Robert "Voros" McCracken (born August 17, 1971, Chicago) is an American baseball sabermetrician. "Voros" is a nickname from his partial Hungarian heritage. He is widely recognized for his pioneering work on Defense Independent Pitching Statistics (DIPS).

McCracken first published his ideas about DIPS in 1999 on the rec.sports.baseball newsgroup on Usenet. He also effectively named the new concept of "defense independent pitching" with that publication: "I've been working on a pitching evaluation tool and thought I'd post it here to get some feedback. I call it 'Defensive Independent Pitching' and what it does is evaluate a pitcher base[d] strictly on the statistics his defense has no ability to affect...".

His findings implied that major league pitchers had little control over the outcome of balls put into play against them and specifically that the percentage of balls put into play against a particular pitcher that fell for hits did not correlate across seasons. This implied that elements beyond the pitcher's control, including defense, ballpark, weather and randomness, had significant effects upon his performance.

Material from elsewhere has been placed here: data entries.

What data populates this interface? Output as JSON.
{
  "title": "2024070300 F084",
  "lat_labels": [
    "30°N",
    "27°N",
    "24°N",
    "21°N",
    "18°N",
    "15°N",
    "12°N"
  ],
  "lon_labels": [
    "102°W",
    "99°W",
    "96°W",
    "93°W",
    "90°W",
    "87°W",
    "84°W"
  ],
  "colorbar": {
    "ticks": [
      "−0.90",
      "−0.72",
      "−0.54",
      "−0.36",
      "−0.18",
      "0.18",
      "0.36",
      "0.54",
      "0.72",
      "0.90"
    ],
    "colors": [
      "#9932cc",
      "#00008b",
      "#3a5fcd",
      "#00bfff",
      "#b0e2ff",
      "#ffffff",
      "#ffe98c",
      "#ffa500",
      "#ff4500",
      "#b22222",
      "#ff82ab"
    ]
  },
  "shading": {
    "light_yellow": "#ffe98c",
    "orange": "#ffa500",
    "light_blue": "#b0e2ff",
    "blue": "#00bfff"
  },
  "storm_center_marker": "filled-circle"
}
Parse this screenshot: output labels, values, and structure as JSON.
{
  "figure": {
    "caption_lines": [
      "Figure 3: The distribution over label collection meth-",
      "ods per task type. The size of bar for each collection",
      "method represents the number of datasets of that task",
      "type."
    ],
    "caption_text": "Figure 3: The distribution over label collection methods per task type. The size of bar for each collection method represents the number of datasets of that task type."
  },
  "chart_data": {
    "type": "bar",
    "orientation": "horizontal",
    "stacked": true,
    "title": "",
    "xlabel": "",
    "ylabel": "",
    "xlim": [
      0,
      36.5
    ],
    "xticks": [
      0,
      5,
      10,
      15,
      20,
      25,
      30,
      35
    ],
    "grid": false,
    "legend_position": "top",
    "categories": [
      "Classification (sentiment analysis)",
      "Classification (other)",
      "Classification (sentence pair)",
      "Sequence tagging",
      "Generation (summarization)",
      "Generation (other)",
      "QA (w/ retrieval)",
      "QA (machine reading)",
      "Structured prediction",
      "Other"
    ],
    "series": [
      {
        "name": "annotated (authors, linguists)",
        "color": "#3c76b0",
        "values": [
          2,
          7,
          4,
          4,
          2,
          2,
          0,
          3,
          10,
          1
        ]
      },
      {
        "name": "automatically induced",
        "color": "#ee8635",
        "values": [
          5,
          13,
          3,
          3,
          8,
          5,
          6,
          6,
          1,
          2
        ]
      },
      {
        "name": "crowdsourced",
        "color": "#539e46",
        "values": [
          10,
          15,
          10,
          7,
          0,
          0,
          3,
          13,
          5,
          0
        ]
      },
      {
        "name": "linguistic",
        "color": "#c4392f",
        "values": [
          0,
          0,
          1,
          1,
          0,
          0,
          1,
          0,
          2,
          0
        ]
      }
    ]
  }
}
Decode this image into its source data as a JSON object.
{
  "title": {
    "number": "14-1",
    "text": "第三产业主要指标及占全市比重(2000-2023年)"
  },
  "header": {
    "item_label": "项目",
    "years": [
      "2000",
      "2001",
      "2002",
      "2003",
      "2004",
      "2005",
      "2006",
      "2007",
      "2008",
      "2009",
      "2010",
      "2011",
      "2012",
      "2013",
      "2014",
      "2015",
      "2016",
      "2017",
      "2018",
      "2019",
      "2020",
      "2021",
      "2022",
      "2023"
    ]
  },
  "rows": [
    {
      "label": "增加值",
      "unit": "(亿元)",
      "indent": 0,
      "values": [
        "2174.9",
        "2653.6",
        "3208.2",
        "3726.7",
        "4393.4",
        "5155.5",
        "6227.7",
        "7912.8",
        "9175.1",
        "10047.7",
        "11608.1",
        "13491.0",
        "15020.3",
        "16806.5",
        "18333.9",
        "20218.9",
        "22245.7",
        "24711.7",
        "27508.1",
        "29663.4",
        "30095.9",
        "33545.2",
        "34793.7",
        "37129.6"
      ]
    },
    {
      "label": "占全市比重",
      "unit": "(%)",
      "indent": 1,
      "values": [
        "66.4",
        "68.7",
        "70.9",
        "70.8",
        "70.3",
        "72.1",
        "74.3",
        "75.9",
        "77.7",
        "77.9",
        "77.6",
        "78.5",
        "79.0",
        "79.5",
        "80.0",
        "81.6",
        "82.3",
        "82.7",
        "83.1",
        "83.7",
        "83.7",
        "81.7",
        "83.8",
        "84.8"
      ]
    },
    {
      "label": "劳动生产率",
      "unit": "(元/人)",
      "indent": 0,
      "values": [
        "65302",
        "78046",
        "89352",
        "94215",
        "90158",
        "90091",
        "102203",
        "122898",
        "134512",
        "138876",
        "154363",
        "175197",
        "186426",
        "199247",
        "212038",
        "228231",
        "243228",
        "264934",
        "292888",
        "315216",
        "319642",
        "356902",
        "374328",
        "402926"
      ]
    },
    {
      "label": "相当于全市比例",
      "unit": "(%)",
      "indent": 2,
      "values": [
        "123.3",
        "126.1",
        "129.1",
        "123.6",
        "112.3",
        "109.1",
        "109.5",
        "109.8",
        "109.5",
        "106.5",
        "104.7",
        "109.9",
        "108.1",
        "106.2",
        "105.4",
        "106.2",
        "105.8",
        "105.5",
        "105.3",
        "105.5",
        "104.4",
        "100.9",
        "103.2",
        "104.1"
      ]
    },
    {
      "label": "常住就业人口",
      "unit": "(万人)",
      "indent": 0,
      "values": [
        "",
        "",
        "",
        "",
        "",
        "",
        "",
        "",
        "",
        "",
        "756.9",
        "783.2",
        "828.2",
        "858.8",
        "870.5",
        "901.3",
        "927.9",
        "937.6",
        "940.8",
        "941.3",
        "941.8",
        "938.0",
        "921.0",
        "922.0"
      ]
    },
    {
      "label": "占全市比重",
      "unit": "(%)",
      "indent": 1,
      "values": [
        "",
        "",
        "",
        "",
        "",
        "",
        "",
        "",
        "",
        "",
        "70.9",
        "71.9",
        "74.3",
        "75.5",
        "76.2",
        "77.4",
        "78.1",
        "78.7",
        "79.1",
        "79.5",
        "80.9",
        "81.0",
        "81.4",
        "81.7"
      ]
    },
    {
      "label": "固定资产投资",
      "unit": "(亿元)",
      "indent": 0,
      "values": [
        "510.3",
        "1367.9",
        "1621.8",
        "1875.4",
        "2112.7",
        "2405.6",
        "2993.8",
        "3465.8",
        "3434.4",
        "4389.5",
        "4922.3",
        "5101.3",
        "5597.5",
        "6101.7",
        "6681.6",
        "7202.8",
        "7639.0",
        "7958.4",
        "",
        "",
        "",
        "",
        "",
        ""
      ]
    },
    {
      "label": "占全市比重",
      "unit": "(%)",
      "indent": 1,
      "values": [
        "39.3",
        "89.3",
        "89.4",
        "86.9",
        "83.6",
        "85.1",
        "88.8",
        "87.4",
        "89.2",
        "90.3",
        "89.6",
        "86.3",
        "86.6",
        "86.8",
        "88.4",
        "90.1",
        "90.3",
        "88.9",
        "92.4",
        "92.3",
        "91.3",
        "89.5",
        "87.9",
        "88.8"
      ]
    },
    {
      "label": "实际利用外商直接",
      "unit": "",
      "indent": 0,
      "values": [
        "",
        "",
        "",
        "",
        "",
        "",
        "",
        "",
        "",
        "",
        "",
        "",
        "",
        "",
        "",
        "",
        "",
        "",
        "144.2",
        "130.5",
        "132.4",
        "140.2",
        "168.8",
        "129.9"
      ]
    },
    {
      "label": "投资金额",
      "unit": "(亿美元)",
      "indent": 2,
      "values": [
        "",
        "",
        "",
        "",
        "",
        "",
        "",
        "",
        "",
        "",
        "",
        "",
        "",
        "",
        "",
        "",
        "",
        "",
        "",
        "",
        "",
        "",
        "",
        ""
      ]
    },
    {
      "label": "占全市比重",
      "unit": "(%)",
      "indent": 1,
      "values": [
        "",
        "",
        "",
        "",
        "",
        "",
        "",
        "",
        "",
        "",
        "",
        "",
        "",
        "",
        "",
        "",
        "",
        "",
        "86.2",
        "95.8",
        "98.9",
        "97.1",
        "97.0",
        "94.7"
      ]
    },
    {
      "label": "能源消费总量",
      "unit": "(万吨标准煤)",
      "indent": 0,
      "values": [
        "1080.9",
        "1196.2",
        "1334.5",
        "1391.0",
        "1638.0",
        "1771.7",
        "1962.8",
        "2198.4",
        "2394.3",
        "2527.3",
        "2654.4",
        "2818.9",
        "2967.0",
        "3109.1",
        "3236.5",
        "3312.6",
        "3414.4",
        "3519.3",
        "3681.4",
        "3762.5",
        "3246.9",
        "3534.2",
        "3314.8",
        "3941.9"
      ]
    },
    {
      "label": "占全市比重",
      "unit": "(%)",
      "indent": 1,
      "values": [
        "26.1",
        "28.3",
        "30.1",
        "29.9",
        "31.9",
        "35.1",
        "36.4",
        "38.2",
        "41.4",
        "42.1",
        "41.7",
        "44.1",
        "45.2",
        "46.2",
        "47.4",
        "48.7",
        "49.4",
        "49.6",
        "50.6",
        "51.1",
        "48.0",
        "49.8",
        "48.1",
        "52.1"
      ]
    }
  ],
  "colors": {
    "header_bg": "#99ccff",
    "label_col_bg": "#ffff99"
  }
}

McCracken's "Pitchers and Defense: How Much Control Do Hurlers Have?" was published on the Baseball Prospectus website in 2001 and was picked up on by baseball researchers and ESPN baseball writer and analyst Rob Neyer. After explaining McCracken's findings, including reporting some of his own calculations from the previous years' pitching statistics and describing the aspects of DIPS that were most original, Neyer concluded: "And it seems to me that anyone who wants to project pitcher performance should read McCracken's article, because it'll blow your mind." In his book The Numbers Game, Alan Schwarz writes that McCracken told him “all hell broke loose” after Neyer's column appeared. He received nearly 2,000 emails in the next couple of days and thousands more in the ensuing months.